Beginning at 10:30 a.m., the processional will take place along Bray’s seafront Strand Road, and culminate at the other end of the one-kilometer strip before turning for a private burial with the family.

“Sinéad loved living in Bray and the people in it. With this procession, her family would like to acknowledge the outpouring of love for her from the people of Co[unty] Wicklow and beyond, since she left last week, to go to another place,” the message concluded.

The Post reached out to O’Connor’s representatives for comment.


View of the Bray seafront promenade in Ireland.
NurPhoto via Getty Images

O’Connor, who was born on Dec. 8, 1966, in Dublin, Ireland, was a hitmaker whose sudden death on July 26 shocked the world.

Last week, John Thompson, the clerk of the London Inner South district for Southwark Coroners Court, confirmed to the Irish Times on Thursday that an autopsy of O’Connor was completed before her remains were released to her family.

The report may not be ready for a few weeks, the outlet reported, and details will only be disclosed to the public only “if an inquest is opened into her death.”

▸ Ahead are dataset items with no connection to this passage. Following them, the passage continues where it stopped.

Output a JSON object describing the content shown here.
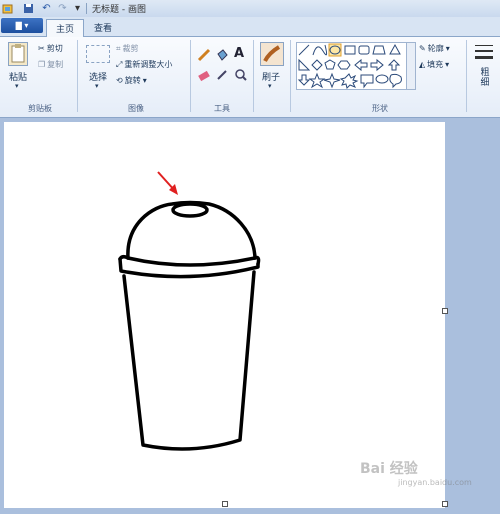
{
  "window": {
    "title": "无标题 - 画图"
  },
  "quick_access": {
    "undo": "↶",
    "redo": "↷",
    "save": "■",
    "dropdown": "▾"
  },
  "app_menu": {
    "label": "▇ ▾"
  },
  "tabs": [
    {
      "label": "主页",
      "active": true
    },
    {
      "label": "查看",
      "active": false
    }
  ],
  "clipboard": {
    "paste": "粘贴",
    "cut": "剪切",
    "copy": "复制",
    "group": "剪贴板"
  },
  "image": {
    "select": "选择",
    "crop": "裁剪",
    "resize": "重新调整大小",
    "rotate": "旋转",
    "group": "图像"
  },
  "tools": {
    "group": "工具",
    "text_glyph": "A"
  },
  "brushes": {
    "label": "刷子"
  },
  "shapes": {
    "outline": "轮廓",
    "fill": "填充",
    "group": "形状"
  },
  "size": {
    "label": "粗\n细"
  },
  "watermark": {
    "text": "Bai 经验",
    "sub": "jingyan.baidu.com"
  },
  "colors": {
    "accent": "#1d4f9f",
    "arrow": "#e02020"
  }
}
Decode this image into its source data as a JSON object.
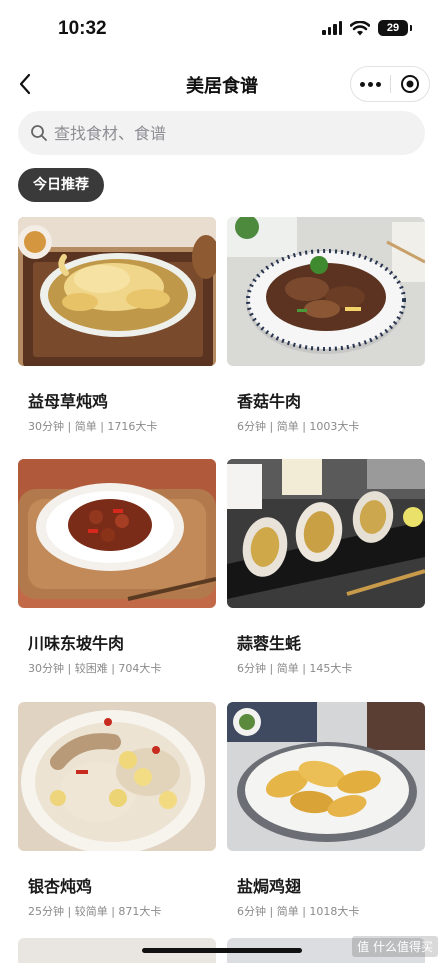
{
  "status_bar": {
    "time": "10:32",
    "battery": "29"
  },
  "nav": {
    "title": "美居食谱"
  },
  "search": {
    "placeholder": "查找食材、食谱"
  },
  "chip": {
    "label": "今日推荐"
  },
  "recipes": [
    {
      "name": "益母草炖鸡",
      "meta": "30分钟 | 简单 | 1716大卡",
      "image": "braised-chicken-photo"
    },
    {
      "name": "香菇牛肉",
      "meta": "6分钟 | 简单 | 1003大卡",
      "image": "mushroom-beef-photo"
    },
    {
      "name": "川味东坡牛肉",
      "meta": "30分钟 | 较困难 | 704大卡",
      "image": "sichuan-beef-photo"
    },
    {
      "name": "蒜蓉生蚝",
      "meta": "6分钟 | 简单 | 145大卡",
      "image": "garlic-oyster-photo"
    },
    {
      "name": "银杏炖鸡",
      "meta": "25分钟 | 较简单 | 871大卡",
      "image": "ginkgo-chicken-photo"
    },
    {
      "name": "盐焗鸡翅",
      "meta": "6分钟 | 简单 | 1018大卡",
      "image": "salt-baked-wings-photo"
    }
  ],
  "watermark": "值 什么值得买",
  "colors": {
    "chip_bg": "#3a3a3a",
    "search_bg": "#f2f2f3",
    "meta_text": "#8a8a8a"
  }
}
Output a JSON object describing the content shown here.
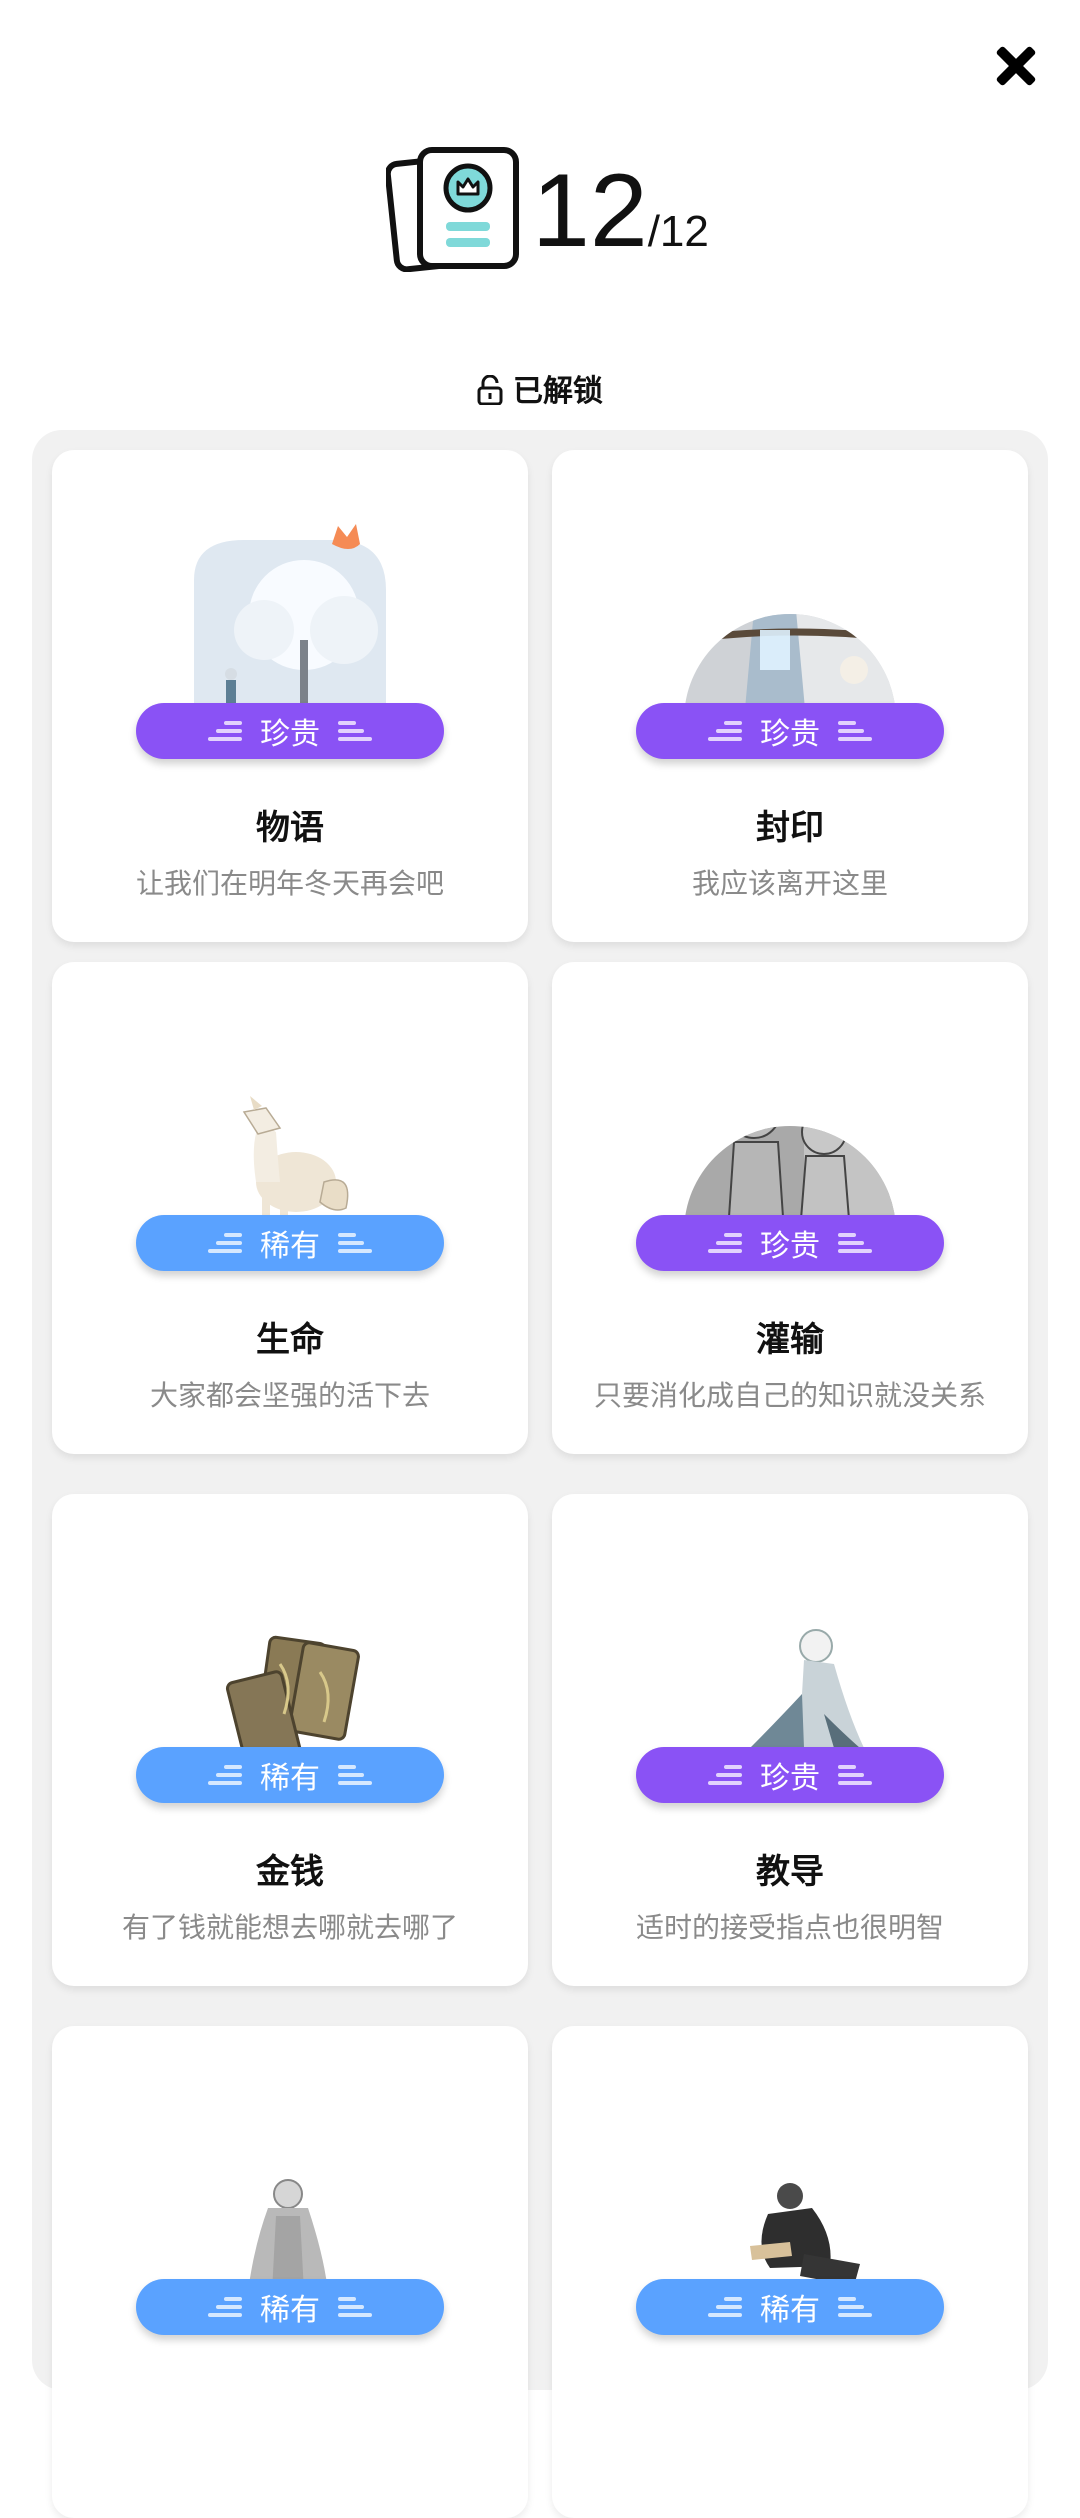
{
  "header": {
    "count": "12",
    "total": "/12"
  },
  "section": {
    "title": "已解锁"
  },
  "cards": [
    {
      "title": "物语",
      "subtitle": "让我们在明年冬天再会吧",
      "badge": "珍贵",
      "rarity": "precious",
      "art": "snow-tree-crown"
    },
    {
      "title": "封印",
      "subtitle": "我应该离开这里",
      "badge": "珍贵",
      "rarity": "precious",
      "art": "seal-figure"
    },
    {
      "title": "生命",
      "subtitle": "大家都会坚强的活下去",
      "badge": "稀有",
      "rarity": "rare",
      "art": "fox"
    },
    {
      "title": "灌输",
      "subtitle": "只要消化成自己的知识就没关系",
      "badge": "珍贵",
      "rarity": "precious",
      "art": "sketch-children"
    },
    {
      "title": "金钱",
      "subtitle": "有了钱就能想去哪就去哪了",
      "badge": "稀有",
      "rarity": "rare",
      "art": "gold-coins"
    },
    {
      "title": "教导",
      "subtitle": "适时的接受指点也很明智",
      "badge": "珍贵",
      "rarity": "precious",
      "art": "kneeling-figure"
    },
    {
      "title": "",
      "subtitle": "",
      "badge": "稀有",
      "rarity": "rare",
      "art": "robed-figure"
    },
    {
      "title": "",
      "subtitle": "",
      "badge": "稀有",
      "rarity": "rare",
      "art": "sitting-figure"
    }
  ],
  "colors": {
    "rare": "#5aa2ff",
    "precious": "#8a52f5",
    "panel": "#f1f1f1"
  }
}
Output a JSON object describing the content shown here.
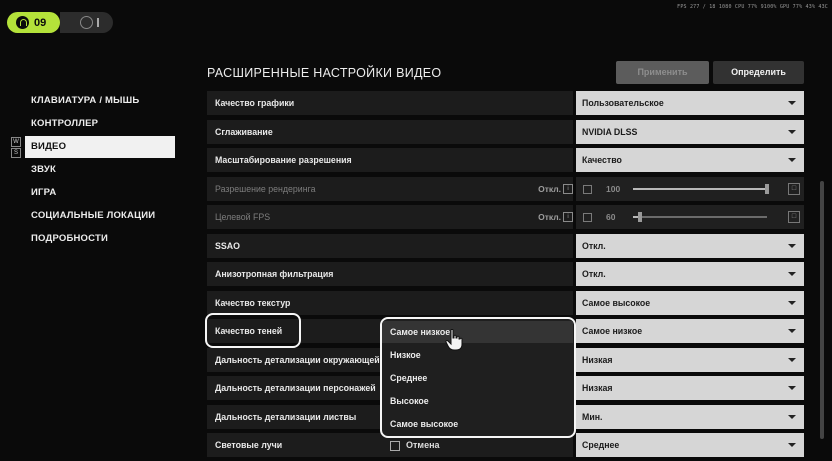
{
  "topbar": {
    "badge_count": "09",
    "perf_overlay": "FPS 277 / 18 1080 CPU 77% 9100% GPU 77% 43% 43C"
  },
  "sidebar": {
    "items": [
      {
        "label": "КЛАВИАТУРА / МЫШЬ"
      },
      {
        "label": "КОНТРОЛЛЕР"
      },
      {
        "label": "ВИДЕО"
      },
      {
        "label": "ЗВУК"
      },
      {
        "label": "ИГРА"
      },
      {
        "label": "СОЦИАЛЬНЫЕ ЛОКАЦИИ"
      },
      {
        "label": "ПОДРОБНОСТИ"
      }
    ],
    "keys": [
      "W",
      "S"
    ]
  },
  "header": {
    "title": "РАСШИРЕННЫЕ НАСТРОЙКИ ВИДЕО",
    "apply_label": "Применить",
    "define_label": "Определить"
  },
  "rows": [
    {
      "label": "Качество графики",
      "value": "Пользовательское"
    },
    {
      "label": "Сглаживание",
      "value": "NVIDIA DLSS"
    },
    {
      "label": "Масштабирование разрешения",
      "value": "Качество"
    },
    {
      "label": "Разрешение рендеринга",
      "off": "Откл.",
      "slider_value": "100",
      "slider_fraction": 1.0
    },
    {
      "label": "Целевой FPS",
      "off": "Откл.",
      "slider_value": "60",
      "slider_fraction": 0.05
    },
    {
      "label": "SSAO",
      "value": "Откл."
    },
    {
      "label": "Анизотропная фильтрация",
      "value": "Откл."
    },
    {
      "label": "Качество текстур",
      "value": "Самое высокое"
    },
    {
      "label": "Качество теней",
      "value": "Самое низкое"
    },
    {
      "label": "Дальность детализации окружающей",
      "value": "Низкая"
    },
    {
      "label": "Дальность детализации персонажей",
      "value": "Низкая"
    },
    {
      "label": "Дальность детализации листвы",
      "value": "Мин."
    },
    {
      "label": "Световые лучи",
      "value": "Среднее"
    }
  ],
  "dropdown": {
    "options": [
      "Самое низкое",
      "Низкое",
      "Среднее",
      "Высокое",
      "Самое высокое"
    ],
    "selected_index": 0
  },
  "footer": {
    "cancel_label": "Отмена"
  }
}
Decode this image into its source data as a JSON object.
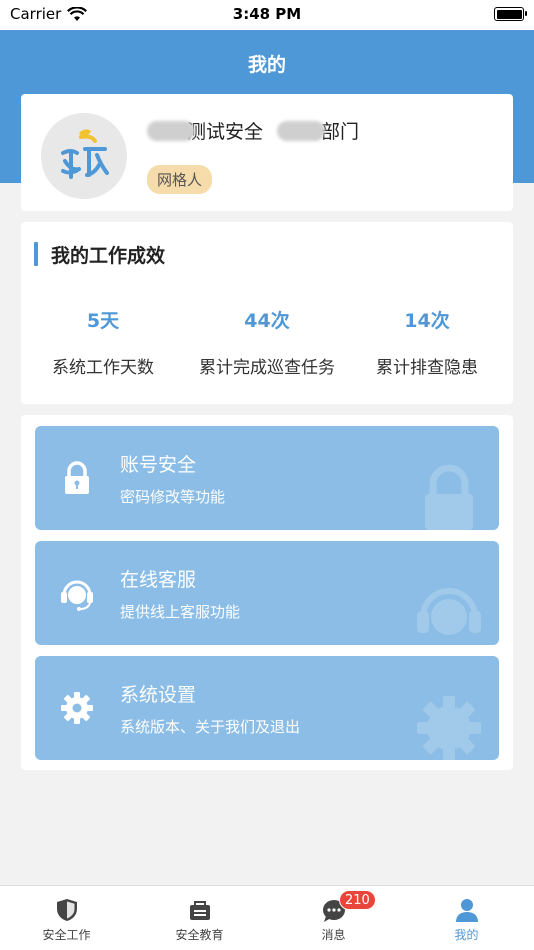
{
  "status_bar": {
    "carrier": "Carrier",
    "time": "3:48 PM"
  },
  "header": {
    "title": "我的"
  },
  "profile": {
    "name_visible": "测试安全",
    "dept_visible": "部门",
    "role": "网格人"
  },
  "stats": {
    "title": "我的工作成效",
    "items": [
      {
        "value": "5天",
        "label": "系统工作天数"
      },
      {
        "value": "44次",
        "label": "累计完成巡查任务"
      },
      {
        "value": "14次",
        "label": "累计排查隐患"
      }
    ]
  },
  "menu": {
    "items": [
      {
        "title": "账号安全",
        "subtitle": "密码修改等功能",
        "icon": "lock-icon"
      },
      {
        "title": "在线客服",
        "subtitle": "提供线上客服功能",
        "icon": "headset-icon"
      },
      {
        "title": "系统设置",
        "subtitle": "系统版本、关于我们及退出",
        "icon": "gear-icon"
      }
    ]
  },
  "tabs": [
    {
      "label": "安全工作",
      "icon": "shield-icon"
    },
    {
      "label": "安全教育",
      "icon": "education-icon"
    },
    {
      "label": "消息",
      "icon": "chat-icon",
      "badge": "210"
    },
    {
      "label": "我的",
      "icon": "user-icon",
      "active": true
    }
  ],
  "colors": {
    "accent": "#4f98d7",
    "menu_bg": "#8bbde6",
    "badge": "#e8463b",
    "role_bg": "#f6dcaa"
  }
}
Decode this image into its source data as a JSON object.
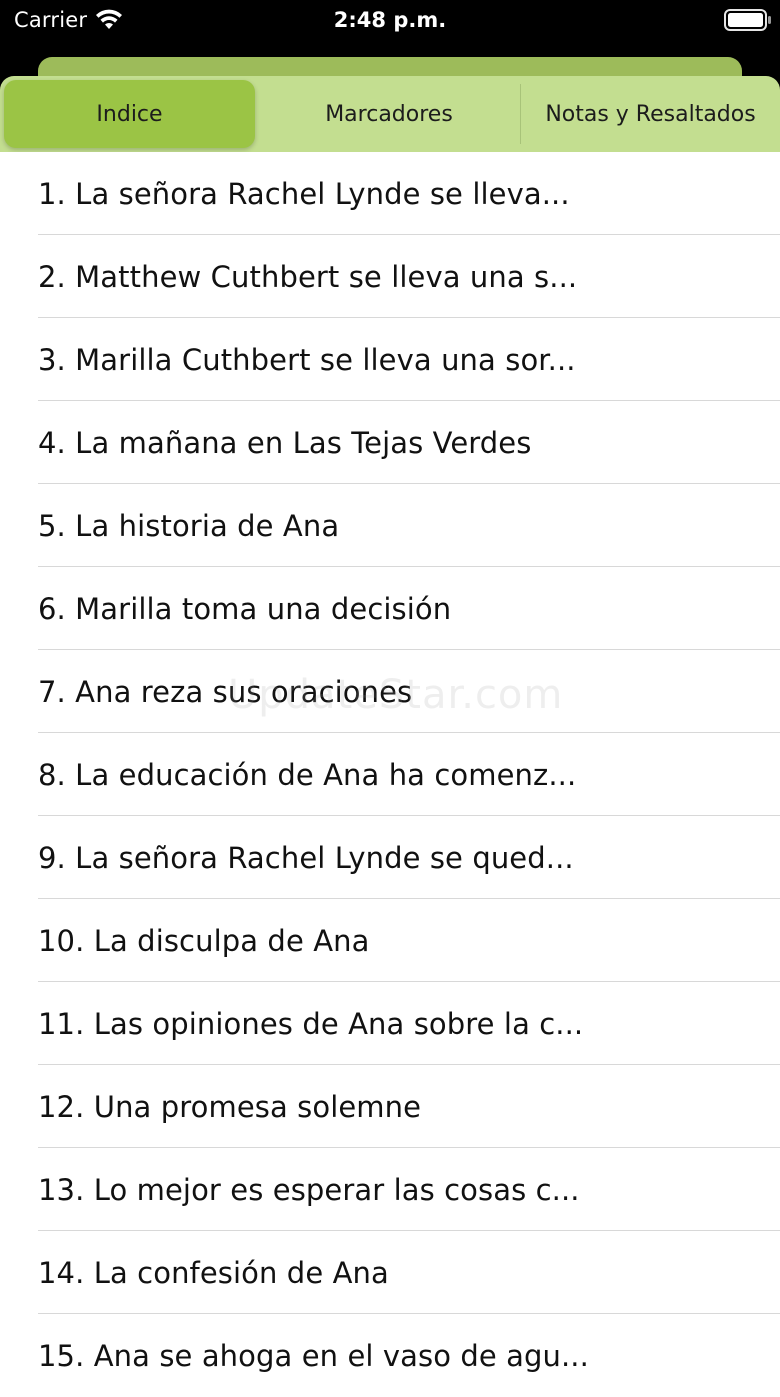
{
  "status_bar": {
    "carrier": "Carrier",
    "time": "2:48 p.m.",
    "wifi_icon": "wifi-icon",
    "battery_icon": "battery-icon"
  },
  "tabs": {
    "items": [
      {
        "label": "Indice",
        "selected": true
      },
      {
        "label": "Marcadores",
        "selected": false
      },
      {
        "label": "Notas y Resaltados",
        "selected": false
      }
    ]
  },
  "chapters": [
    "1. La señora Rachel Lynde se lleva...",
    "2. Matthew Cuthbert se lleva una s...",
    "3. Marilla Cuthbert se lleva una sor...",
    "4. La mañana en Las Tejas Verdes",
    "5. La historia de Ana",
    "6. Marilla toma una decisión",
    "7. Ana reza sus oraciones",
    "8. La educación de Ana ha comenz...",
    "9. La señora Rachel Lynde se qued...",
    "10. La disculpa de Ana",
    "11. Las opiniones de Ana sobre la c...",
    "12. Una promesa solemne",
    "13. Lo mejor es esperar las cosas c...",
    "14. La confesión de Ana",
    "15. Ana se ahoga en el vaso de agu..."
  ],
  "watermark": "UpdateStar.com",
  "colors": {
    "selected_tab": "#9bc445",
    "tab_bar": "#c3de90",
    "tab_back": "#9dbb5a"
  }
}
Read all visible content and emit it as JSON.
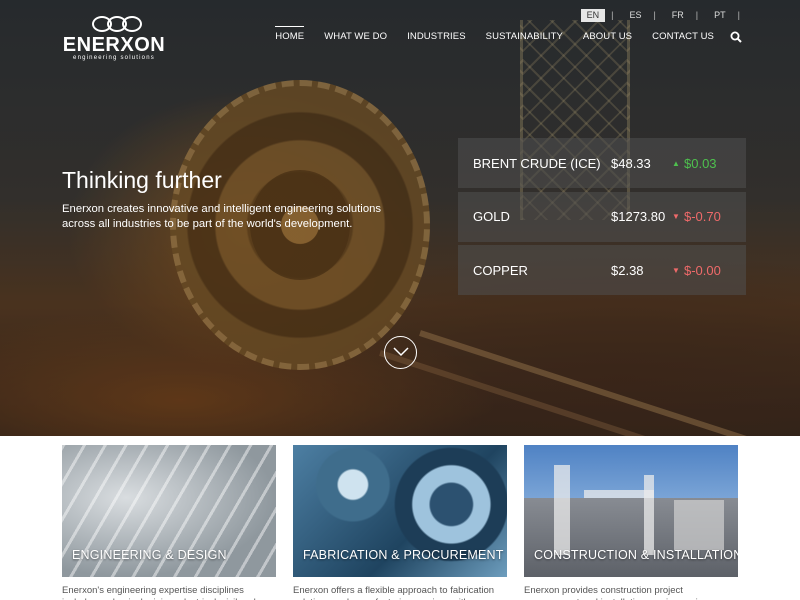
{
  "header": {
    "logo_text": "ENERXON",
    "logo_subtitle": "engineering solutions",
    "languages": [
      {
        "label": "EN",
        "active": true
      },
      {
        "label": "ES",
        "active": false
      },
      {
        "label": "FR",
        "active": false
      },
      {
        "label": "PT",
        "active": false
      }
    ],
    "language_separator": "|",
    "nav": [
      {
        "label": "HOME",
        "active": true
      },
      {
        "label": "WHAT WE DO",
        "active": false
      },
      {
        "label": "INDUSTRIES",
        "active": false
      },
      {
        "label": "SUSTAINABILITY",
        "active": false
      },
      {
        "label": "ABOUT US",
        "active": false
      },
      {
        "label": "CONTACT US",
        "active": false
      }
    ],
    "search_icon": "search-icon"
  },
  "hero": {
    "title": "Thinking further",
    "text": "Enerxon creates innovative and intelligent engineering solutions across all industries to be part of the world's development.",
    "scroll_icon": "chevron-down-icon"
  },
  "ticker": [
    {
      "name": "BRENT CRUDE (ICE)",
      "price": "$48.33",
      "direction": "up",
      "arrow": "▲",
      "change": "$0.03"
    },
    {
      "name": "GOLD",
      "price": "$1273.80",
      "direction": "down",
      "arrow": "▼",
      "change": "$-0.70"
    },
    {
      "name": "COPPER",
      "price": "$2.38",
      "direction": "down",
      "arrow": "▼",
      "change": "$-0.00"
    }
  ],
  "colors": {
    "up": "#4ec04e",
    "down": "#ef6a6a"
  },
  "services": [
    {
      "title": "ENGINEERING & DESIGN",
      "text": "Enerxon's engineering expertise disciplines include mechanical, piping, electrical, civil and structural"
    },
    {
      "title": "FABRICATION & PROCUREMENT",
      "text": "Enerxon offers a flexible approach to fabrication solutions and manufacturing services with a range"
    },
    {
      "title": "CONSTRUCTION & INSTALLATION",
      "text": "Enerxon provides construction project management and installation services using proven technologies"
    }
  ]
}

London police said that O’Connor was pronounced dead at the scene when they were called at 11:18 a.m., to “reports of an unresponsive woman at a residential address in the SE24 area.”

Currently, her death is not being treated as suspicious.


Photo of O'Connor.
Police stated that an autopsy has been conducted and her remains have been returned to the family.
AP

In 1987, at the age of 20, O’Connor made her way onto the music scene with her debut album, “The Lion and the Cobra,” and went on to release 10 studio albums during her record-setting career.

Three years after her debut, she became a household name with a rendition of “Nothing Compares 2 U” — a power ballad written by Prince.

In 1991, she scored a Grammy Award for Best Alternative Music Performance for her album “I Do Not Want What I Haven’t Got.”

However, her career was not without some controversy, as she was banned from NBC for life after she ripped up a photo of Pope John Paul II during a 1992 guest appearance on “Saturday Night Live.”

In 2018, she decided to convert to Islam and changed her name to Shuhada’ Sadaqat.


Mourners outside of Sinead O'Connor's former home in Bray, Irelannd
Mourners have gathered outside of Sinead O’Connor’s former home in Bray, Ireland.
Mark Doyle / SplashNews.com

Her passing came just 18 months after the January 2022 death of her 17-year-old son, Shane, by suicide — something that she had expressed she had a difficult time with, as one of her last Tweets was a tribute to the late child in which she detailed that she had “been living as [an] undead night creature since” his death.

The singer is survived by her three children, Jake Reynolds, 36, Roisin Waters, 27, and Yeshua Bonadio, 16.